На этот зов из будки выскочил другой городовой - в рубашке и с куском пирога во рту.
– В чьем доме квартал и как тут переулок этот зовут?.. Барин спрашивает!
– сказал ему первый городовой.
– В Загрябовском переулке, дом Друшелева, - отрезал тот бойко и прожевывая в то же время пирог.
Бегушев пошел в Загрябовский переулок, прошел его несколько раз, но дома Друшелева нигде не было; наконец, он совершенно случайно увидел в одном из дворов, в самом заду его, дощечку с надписью: "3-й квартал". Дом же принадлежал Дреймеру, а не Друшелеву, как назвал его городовой. Когда Бегушев вошел в ворота, то на него кинулись две огромные шершавые и, видимо, некормленые собаки и чуть было не схватили за пальто, так что он, отмахиваясь только палкой, успел добраться до квартала.
Квартальный, молодой еще человек, при входе его поспешил встать.
– Что это у вас в общественном месте такие собаки, что пройти невозможно?..
– сказал ему Бегушев.
Квартальный пожал плечами.
– Что делать-с!.. Вы не поверите - всех городовых почти перекусали.
– Но чьи же они?
– Жильца одного!.. Адвоката без практики...
– Говорит, что он очень мнителен и держит собак, чтобы не обокрали его!..
– заметил старший письмоводитель.
– Да что у него украсть; ему и самому с собаками есть нечего! возразил другой письмоводитель помоложе.

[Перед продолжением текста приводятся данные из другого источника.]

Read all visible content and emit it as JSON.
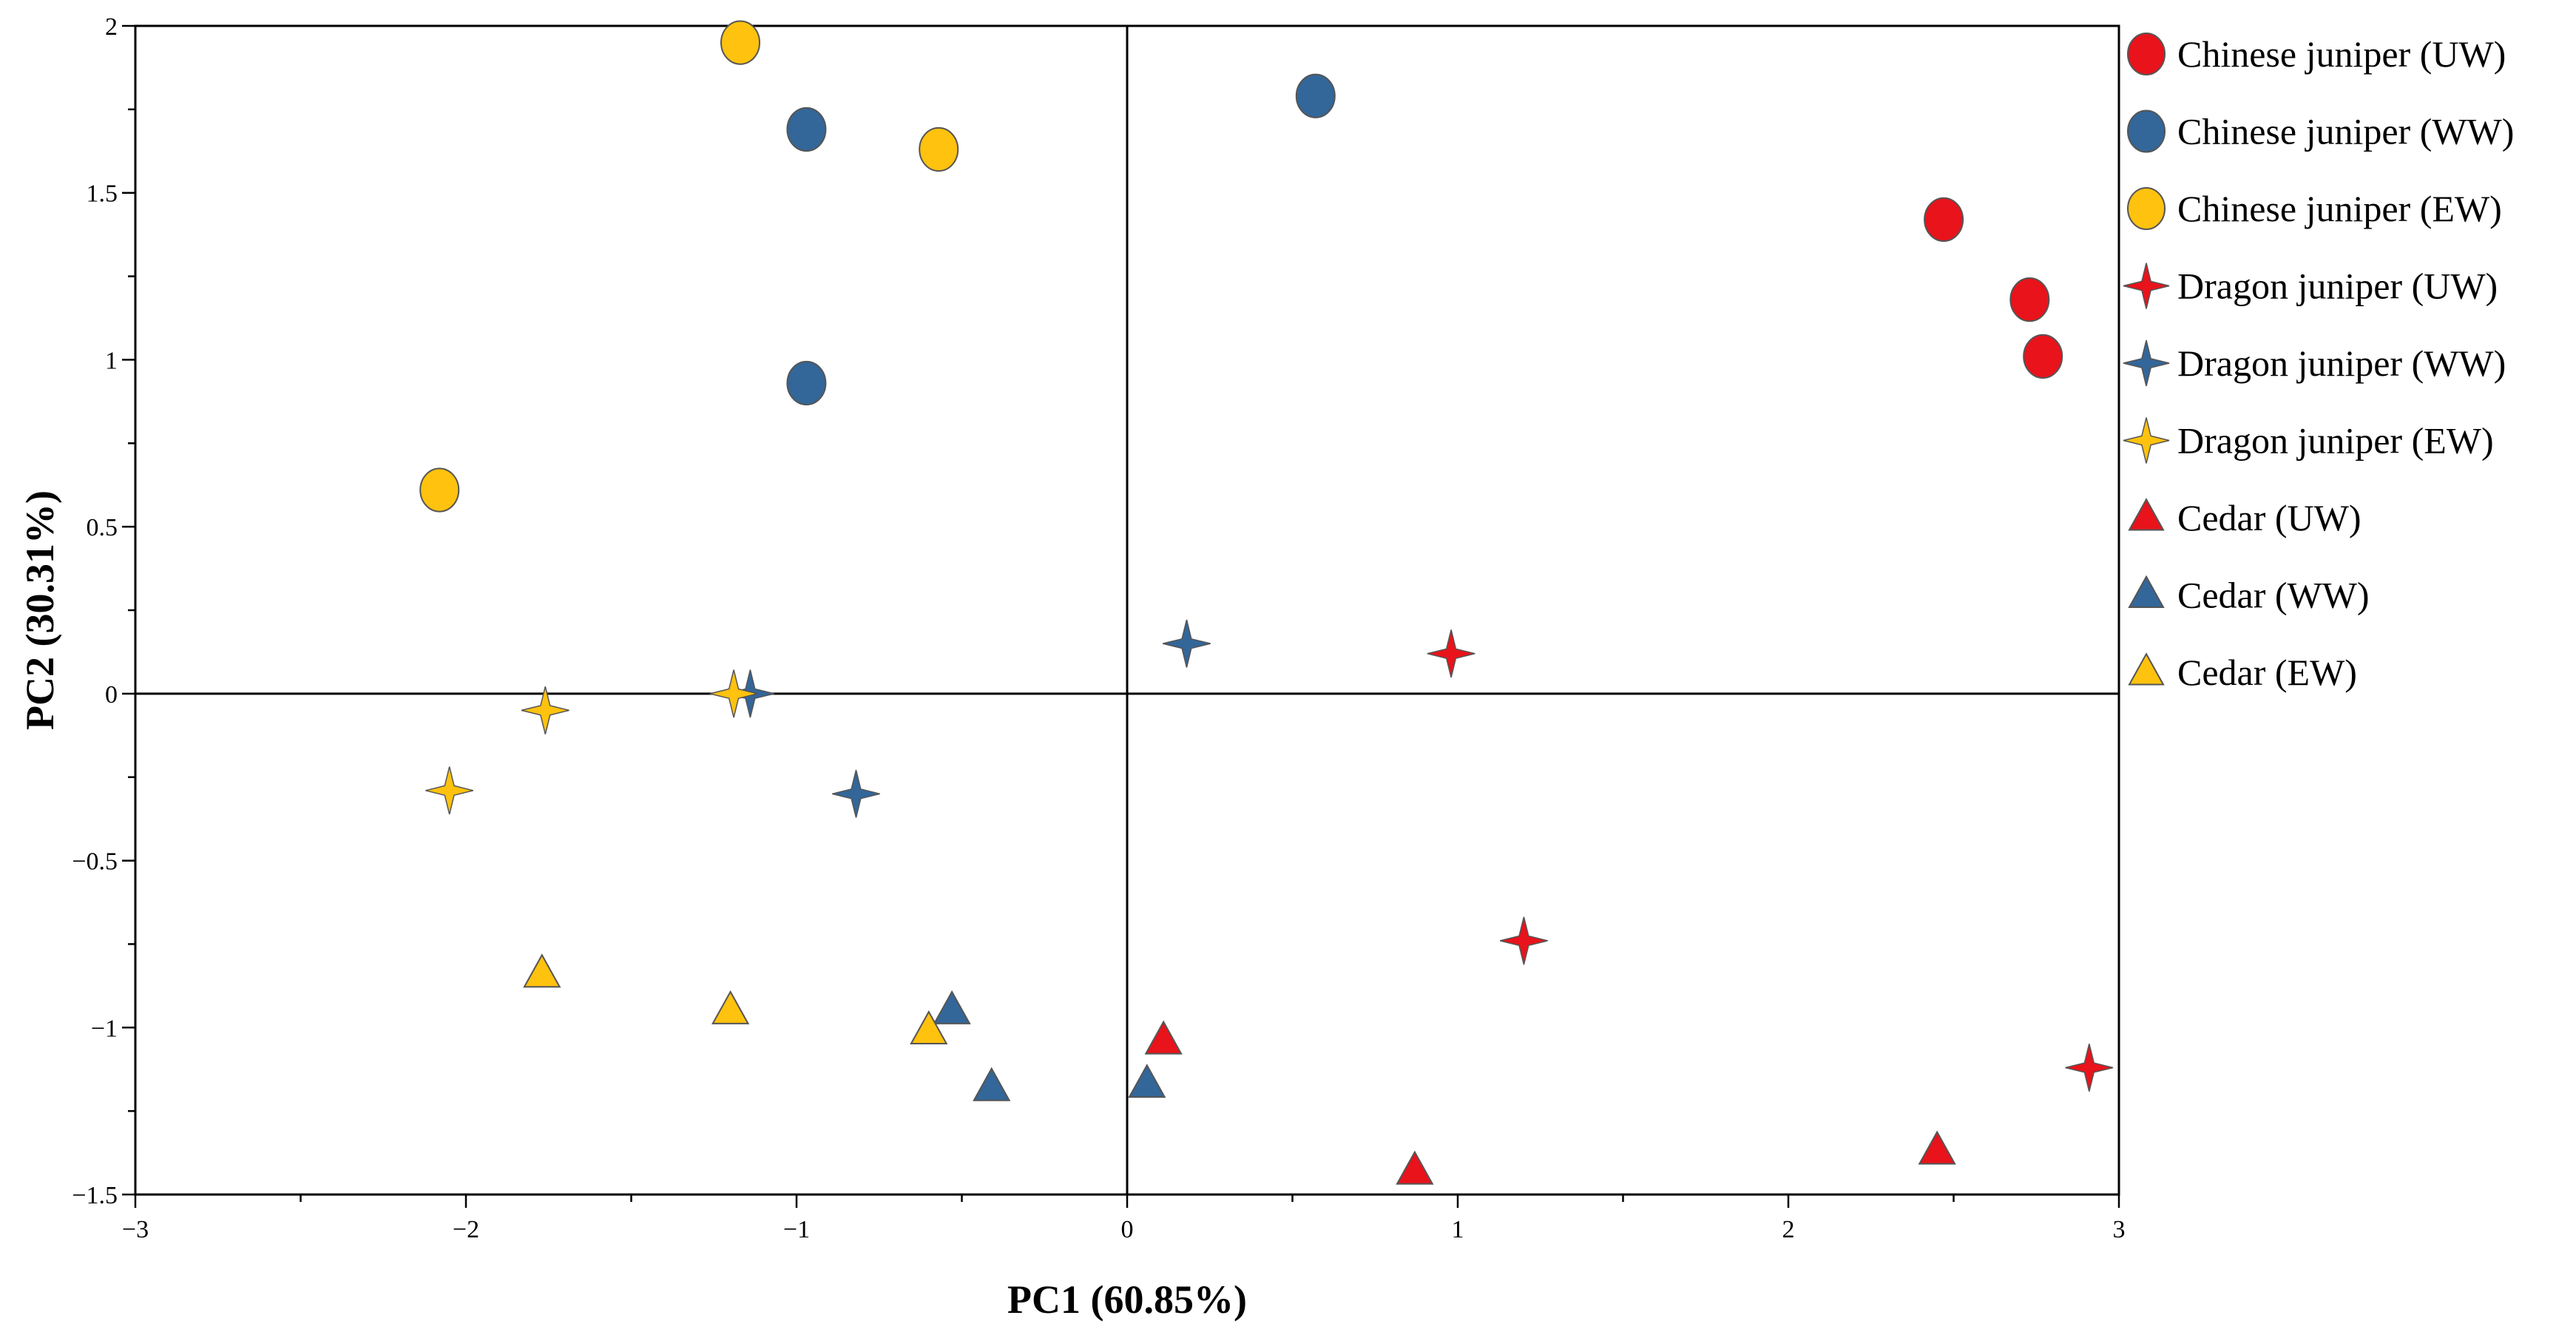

– Но полиция имеет же против этого какие-нибудь средства?
– сказал Бегушев.
– Какие средства!
– отвечал квартальный.
– Должны составлять акты и представлять мировому судье, а тот сам собачник; напишет резолюцию, чтобы обязать владельца собак подпискою не выпускать собак из квартиры.
– Он в свою квартиру и не пускает их... всё бегают по чужим кухням, заметил опять старший письмоводитель.
– Этта тут повар из большой квартиры ловко огрел эту серую собачонку: целую кастрюлю кипятку кувырнул на нее!
– рассказал письмоводитель помоложе.
Квартальный и вся прочая канцелярия его засмеялась.
Бегушев тем временем сел.
– Вам угодно что-нибудь приказать мне?
– спросил его квартальный, по-прежнему стоя на ногах.
– Просьба моя вся состоит в том, чтобы вы мне сказали: есть у вас списки бедных вашего квартала?
– проговорил Бегушев.
Вопрос этот так же удивил квартального, как и священника.
– У нас только паспорта записываются, - объяснил он, - мы стараемся наблюдать, чтобы просрочек не было и чтобы вся прислуга имела чернорабочие билеты.